La rotoscopie permet d’avoir des mouvements naturalistes de comédiens avec des proportions réalistes.

« Pour La Femme à cordes, nous avons d’ailleurs essayé de conserver leurs mouvements tels quels, sans les corriger en dessinant », souligne-t-il en précisant que cette technique d’animation permet de gagner un certain temps pour construire cette animation réaliste qu’il recherche et d’avoir à l’écran la spontanéité des comédiens. « Les animateurs sont les acteurs des personnages en animation. Avec la rotoscopie, de vrais comédiens incarnent les héros du film et eux n’ont pas les « tics d’animation » que peuvent avoir certains professionnels moins subtils que d’autres ». Avantage supplémentaire, dessiner par-dessus des images réelles peut être fait « par des personnes n’ayant pas forcément un niveau senior en animation ».

« Diriger des comédiens est un apprentissage », poursuit le réalisateur de La Femme à cordes même s’il aborde la prise de vue réelle et l’animation de la même manière.

A partir du moment où on sait ce qu’on veut raconter, il n’y a pas de différences entre expliquer à un comédien ou un animateur les émotions que doit véhiculer un personnage.

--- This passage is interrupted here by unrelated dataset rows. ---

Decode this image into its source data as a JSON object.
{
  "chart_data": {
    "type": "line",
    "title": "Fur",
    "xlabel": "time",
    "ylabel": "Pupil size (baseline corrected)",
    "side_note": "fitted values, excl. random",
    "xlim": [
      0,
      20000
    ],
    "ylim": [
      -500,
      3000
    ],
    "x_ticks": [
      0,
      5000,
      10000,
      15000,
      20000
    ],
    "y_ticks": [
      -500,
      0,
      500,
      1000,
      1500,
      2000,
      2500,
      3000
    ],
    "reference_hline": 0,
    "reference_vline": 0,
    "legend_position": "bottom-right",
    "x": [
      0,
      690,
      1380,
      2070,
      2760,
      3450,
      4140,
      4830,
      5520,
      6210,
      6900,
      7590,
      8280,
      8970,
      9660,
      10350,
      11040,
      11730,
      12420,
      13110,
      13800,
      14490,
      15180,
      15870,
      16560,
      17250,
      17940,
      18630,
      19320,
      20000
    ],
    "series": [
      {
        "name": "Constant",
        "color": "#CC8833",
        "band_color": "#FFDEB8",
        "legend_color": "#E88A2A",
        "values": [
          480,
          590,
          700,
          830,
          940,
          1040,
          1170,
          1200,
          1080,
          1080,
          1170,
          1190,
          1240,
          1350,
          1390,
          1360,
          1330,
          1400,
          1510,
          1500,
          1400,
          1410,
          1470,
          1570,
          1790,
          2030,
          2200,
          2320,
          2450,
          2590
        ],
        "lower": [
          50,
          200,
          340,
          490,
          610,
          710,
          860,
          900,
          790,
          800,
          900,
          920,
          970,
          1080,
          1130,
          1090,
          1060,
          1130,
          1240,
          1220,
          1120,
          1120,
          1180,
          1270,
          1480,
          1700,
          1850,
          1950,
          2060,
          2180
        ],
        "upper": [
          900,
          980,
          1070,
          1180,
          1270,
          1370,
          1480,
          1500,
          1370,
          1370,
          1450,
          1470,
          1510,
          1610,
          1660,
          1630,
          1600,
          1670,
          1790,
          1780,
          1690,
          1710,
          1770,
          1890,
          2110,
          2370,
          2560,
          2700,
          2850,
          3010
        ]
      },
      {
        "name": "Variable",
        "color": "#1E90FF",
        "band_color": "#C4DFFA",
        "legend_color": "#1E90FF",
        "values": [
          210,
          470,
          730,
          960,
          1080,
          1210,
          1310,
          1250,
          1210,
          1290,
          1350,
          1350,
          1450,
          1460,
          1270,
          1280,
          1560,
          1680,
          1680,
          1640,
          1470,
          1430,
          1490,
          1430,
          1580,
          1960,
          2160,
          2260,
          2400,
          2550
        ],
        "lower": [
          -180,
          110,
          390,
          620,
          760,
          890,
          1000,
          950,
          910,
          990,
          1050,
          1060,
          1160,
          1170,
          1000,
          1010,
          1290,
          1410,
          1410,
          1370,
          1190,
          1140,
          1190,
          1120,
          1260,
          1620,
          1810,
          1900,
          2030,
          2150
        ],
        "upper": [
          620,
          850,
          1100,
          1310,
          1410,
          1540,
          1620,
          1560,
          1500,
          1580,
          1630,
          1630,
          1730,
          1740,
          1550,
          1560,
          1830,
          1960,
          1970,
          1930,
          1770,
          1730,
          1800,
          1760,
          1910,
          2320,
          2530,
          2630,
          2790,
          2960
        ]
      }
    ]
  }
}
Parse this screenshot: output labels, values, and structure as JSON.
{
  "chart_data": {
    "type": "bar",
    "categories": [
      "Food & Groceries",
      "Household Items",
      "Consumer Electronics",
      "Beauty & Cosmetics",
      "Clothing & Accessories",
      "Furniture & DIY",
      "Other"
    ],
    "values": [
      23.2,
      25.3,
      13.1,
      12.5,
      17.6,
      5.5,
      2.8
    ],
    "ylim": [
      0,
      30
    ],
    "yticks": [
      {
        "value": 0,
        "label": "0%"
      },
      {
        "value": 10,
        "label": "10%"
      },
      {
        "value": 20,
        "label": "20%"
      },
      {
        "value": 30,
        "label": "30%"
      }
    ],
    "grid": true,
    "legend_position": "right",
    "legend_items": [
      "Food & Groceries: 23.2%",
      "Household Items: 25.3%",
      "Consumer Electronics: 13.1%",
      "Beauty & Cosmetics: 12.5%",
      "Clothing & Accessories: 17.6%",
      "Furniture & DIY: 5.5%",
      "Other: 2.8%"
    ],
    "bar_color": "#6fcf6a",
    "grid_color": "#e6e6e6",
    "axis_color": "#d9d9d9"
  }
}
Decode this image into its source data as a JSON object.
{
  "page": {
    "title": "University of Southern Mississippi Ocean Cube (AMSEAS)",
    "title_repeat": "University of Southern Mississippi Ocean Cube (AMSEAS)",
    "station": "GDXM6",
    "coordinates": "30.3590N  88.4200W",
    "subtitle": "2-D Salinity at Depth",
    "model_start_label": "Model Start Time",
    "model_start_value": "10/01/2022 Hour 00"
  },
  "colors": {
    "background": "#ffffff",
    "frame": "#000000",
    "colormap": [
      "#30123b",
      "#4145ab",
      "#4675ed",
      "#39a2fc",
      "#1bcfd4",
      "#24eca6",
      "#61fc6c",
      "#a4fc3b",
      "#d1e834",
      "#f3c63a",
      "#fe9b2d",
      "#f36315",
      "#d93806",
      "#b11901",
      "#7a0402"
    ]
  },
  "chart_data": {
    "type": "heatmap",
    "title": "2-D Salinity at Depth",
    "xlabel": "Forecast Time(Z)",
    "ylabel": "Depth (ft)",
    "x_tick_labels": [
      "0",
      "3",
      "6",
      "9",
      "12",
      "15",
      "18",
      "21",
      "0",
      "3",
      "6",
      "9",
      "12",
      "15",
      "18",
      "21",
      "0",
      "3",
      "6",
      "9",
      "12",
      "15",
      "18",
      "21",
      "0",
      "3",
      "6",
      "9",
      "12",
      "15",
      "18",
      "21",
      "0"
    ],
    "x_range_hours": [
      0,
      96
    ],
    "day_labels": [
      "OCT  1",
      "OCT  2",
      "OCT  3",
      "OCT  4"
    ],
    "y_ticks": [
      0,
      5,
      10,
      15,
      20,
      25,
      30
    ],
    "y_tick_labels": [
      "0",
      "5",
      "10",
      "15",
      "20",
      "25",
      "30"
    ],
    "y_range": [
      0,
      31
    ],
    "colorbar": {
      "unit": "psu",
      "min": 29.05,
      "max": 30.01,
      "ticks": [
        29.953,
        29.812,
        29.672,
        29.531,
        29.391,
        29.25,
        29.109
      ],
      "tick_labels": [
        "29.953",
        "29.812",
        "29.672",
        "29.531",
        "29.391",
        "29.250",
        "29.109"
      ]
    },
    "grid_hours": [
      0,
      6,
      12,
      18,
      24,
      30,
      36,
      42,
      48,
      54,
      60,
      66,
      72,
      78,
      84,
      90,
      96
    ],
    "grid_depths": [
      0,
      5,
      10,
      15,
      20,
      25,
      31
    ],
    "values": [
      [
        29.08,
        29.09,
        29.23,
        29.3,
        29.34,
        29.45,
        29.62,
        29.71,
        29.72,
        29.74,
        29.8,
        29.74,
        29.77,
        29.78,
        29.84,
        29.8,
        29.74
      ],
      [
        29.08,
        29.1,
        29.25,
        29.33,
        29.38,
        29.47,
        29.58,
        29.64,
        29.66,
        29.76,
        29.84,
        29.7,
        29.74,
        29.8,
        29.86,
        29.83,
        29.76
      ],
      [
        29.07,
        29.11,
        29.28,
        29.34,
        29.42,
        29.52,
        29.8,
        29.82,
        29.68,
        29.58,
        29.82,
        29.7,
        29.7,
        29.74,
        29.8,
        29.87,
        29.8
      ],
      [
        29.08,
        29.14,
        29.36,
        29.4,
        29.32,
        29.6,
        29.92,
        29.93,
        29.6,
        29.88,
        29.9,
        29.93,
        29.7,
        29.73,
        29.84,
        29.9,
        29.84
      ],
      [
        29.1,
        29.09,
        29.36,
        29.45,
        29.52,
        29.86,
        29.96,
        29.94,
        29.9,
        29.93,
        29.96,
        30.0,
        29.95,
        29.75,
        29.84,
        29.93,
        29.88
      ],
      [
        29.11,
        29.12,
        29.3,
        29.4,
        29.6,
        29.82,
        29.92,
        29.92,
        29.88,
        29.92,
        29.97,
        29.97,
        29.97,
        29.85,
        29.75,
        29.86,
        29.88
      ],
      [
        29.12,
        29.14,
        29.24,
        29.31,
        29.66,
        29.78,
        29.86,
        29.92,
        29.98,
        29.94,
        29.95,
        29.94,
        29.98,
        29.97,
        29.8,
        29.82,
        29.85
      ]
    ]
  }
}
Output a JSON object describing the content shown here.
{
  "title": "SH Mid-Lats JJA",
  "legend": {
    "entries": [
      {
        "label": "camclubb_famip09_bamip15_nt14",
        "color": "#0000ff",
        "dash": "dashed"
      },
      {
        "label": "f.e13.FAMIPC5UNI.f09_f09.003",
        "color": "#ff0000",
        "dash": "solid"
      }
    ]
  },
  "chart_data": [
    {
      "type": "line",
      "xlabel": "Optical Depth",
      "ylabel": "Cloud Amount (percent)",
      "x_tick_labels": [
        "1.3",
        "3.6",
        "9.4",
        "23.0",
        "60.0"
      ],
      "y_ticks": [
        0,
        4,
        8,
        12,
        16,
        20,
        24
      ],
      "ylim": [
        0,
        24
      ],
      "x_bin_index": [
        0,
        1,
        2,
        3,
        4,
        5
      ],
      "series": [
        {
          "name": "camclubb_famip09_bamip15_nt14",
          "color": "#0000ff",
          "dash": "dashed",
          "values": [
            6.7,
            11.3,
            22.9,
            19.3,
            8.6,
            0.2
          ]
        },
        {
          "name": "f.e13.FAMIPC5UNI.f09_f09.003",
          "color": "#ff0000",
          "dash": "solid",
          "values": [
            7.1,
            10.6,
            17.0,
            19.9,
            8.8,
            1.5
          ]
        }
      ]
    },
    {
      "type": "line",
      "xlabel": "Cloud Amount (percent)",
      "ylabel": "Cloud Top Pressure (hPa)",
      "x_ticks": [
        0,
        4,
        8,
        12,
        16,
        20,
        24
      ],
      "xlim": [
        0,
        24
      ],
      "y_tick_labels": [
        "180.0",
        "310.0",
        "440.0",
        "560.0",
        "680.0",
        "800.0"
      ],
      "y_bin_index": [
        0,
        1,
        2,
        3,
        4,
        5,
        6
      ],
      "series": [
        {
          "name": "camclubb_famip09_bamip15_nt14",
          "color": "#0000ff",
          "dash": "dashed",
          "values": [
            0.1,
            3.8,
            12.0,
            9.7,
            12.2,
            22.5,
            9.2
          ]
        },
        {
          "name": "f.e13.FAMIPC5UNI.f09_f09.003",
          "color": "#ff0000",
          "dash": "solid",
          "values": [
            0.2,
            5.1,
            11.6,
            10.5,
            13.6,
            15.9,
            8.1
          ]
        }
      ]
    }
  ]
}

« A mon sens, l’expérience fait que l’on trouve les bons mots pour leur demander d’exprimer ce que l’on souhaite ». L’objectif de Vladimir Mavounia-Kouka avec ce court métrage était par exemple de « créer une sorte de trouble visuel » pour que le spectateur se rende compte qu’il s’agit « d’un dessin animé avec du réel ». « Il y a ainsi des traces de la prise de vue réelle car je voulais que la vidéo apparaisse par endroits ».

La Femme à cordes

Produit par Caïmans Productions et La Boîte…Productions, La Femme à cordes met en scène Sébastien, un jeune homme d’une vingtaine d’années qui découvre un jour dans un théâtre, où il s’est rendu sur les conseils d’un inconnu, un homme malmenant une jeune femme. Fasciné, il décide à la fin du spectacle de s’interposer et de bouleverser l’ordre établi.
Pour ce court métrage ancré dans un « univers réaliste et urbain », son réalisateur a choisi différentes palettes de couleurs illustrant chacune une ambiance différente. « Les couleurs sont assez chaudes au départ pour la foire qui se passe l’après-midi. La séquence du théâtre est éclectique et saturée, les néons sont un clin d’œil au deep show. Au milieu du film, la tonalité est gris clair, morne et triste. Enfin, la dernière scène utilise des éclairages électriques publics à l’intérieur de l’immeuble, pour rappeler les lumières de la scène de théâtre mais sans le côté spectaculaire ».